Devant les deux couples français, plus haut au classement, les Tchèques Taschlerova/Taschler se classent 5èmes (76.68). Ce sont des danseurs puissants, atypiques, qui assument leur différence et savent en jouer. Frère et soeur, ils sont plutôt taillés pour la discipline couple (il mesure 1m83 et elle 1m65), mais parviennent à former un couple de danse harmonieux. Leur RD, sur des morceaux de Janet Jackson et des Pointer Sisters, est enlevée, le patinage est solide, l'impression d'ensemble agréable.

 

Le 6ème rang provisoire est occupé par les Finlandais Juulia Turkkila et Matthias Versluis (76.36). Le thème des années 80 oblige vraiment Juulia à sortir de sa zone de confort et elle semble beaucoup moins à l'aise que lors du Grand Prix d'Espoo lors duquel le couple a terminé 3ème.
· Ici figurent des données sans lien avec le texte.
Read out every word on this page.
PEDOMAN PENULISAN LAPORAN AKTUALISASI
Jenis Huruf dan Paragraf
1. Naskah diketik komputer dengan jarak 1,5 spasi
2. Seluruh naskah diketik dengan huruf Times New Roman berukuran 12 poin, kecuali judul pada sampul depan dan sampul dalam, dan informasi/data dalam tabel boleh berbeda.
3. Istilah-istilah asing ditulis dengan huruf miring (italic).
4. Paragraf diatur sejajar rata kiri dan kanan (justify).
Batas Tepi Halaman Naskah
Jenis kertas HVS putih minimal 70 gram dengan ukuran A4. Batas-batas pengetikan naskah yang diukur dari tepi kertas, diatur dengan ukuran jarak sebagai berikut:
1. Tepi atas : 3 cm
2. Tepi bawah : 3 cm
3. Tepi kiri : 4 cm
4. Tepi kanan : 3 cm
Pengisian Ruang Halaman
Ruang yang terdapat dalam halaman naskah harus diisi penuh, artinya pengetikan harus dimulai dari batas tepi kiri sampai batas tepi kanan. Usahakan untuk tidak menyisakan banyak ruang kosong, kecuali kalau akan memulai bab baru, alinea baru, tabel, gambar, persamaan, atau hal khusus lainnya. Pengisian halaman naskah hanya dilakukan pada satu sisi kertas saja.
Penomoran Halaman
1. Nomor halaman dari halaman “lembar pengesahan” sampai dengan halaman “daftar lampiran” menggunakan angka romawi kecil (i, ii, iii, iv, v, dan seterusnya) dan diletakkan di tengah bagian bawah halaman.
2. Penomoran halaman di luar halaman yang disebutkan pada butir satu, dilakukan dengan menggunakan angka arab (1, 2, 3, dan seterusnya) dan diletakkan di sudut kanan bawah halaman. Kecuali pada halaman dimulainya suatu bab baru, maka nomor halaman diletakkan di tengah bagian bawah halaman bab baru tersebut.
Actuels tenants de la médaille de bronze, il n'est pas certain qu'ils puissent se rapprocher du podium cette année, semblant avoir un peu perdu la faveur des juges. 

 

La curiosité du moment est le couple Diana Davis/Gleb Smolkin. En premier lieu parce que la demoiselle est la fille de la redoutable Eteri Tutberidze. Maman a oeuvré tout l'été pour que le couple trouve asile loin d'une Russie qui les a privés de compétition internationale en 2021 et 2022, ban pour cause de guerre oblige. Le fait que Diana soit née aux Etats-Unis, ce qui lui confère automatiquement la nationalité américaine, n'a pas suffit à la fédération US pour accepter le couple dans ses rangs, même si celui-ci s'entraîne sur ses terres depuis 2018. Même refus du côté de Montréal. C'est finalement sous l'accueillante bannière géorgienne qu'ils ont trouvé refuge, toujours grâce à la belle Eteri qui y détient un passeport. Sur la glace, le couple est moins spectaculaire que ses errances géographiques,  et l'influence de Maman n'est plus ce qu'elle était. Ils ont 7èmes avec 76.33. La logique ou l'équité auraient peut-être voulu qu'ils soient derrière Loïcia et Théo, mais moins d'un point sépare les deux couples, soit presque rien. 

 

Mention spéciale à Solène Mazingue, véritable miraculée et absolument formidable de volonté et de résilience. Sur la glace on ne devine rien des très lourdes séquelles de son accident et de son opération d'hématome au cerveau. Si la jeune fille est (pour l'instant ?) incapable d'assurer son quotidien seule, elle patine comme si rien ne lui était jamais arrivé. Avec Marko Gaidajenko, elle est actuellement 18ème, auteurs d'un score de 61.38. Solène sourit, Solène rit, Solène danse sur ses protège-patins dans la Mixed Zone, Solène fait le clown pour amuser les journalistes, Solène est folle de joie d'être ici et ne cesse de le répéter. Je suis muette d'admiration devant ce petit bout de femme extraordinaire,  dont le courage et la gaieté me donne les larmes aux yeux.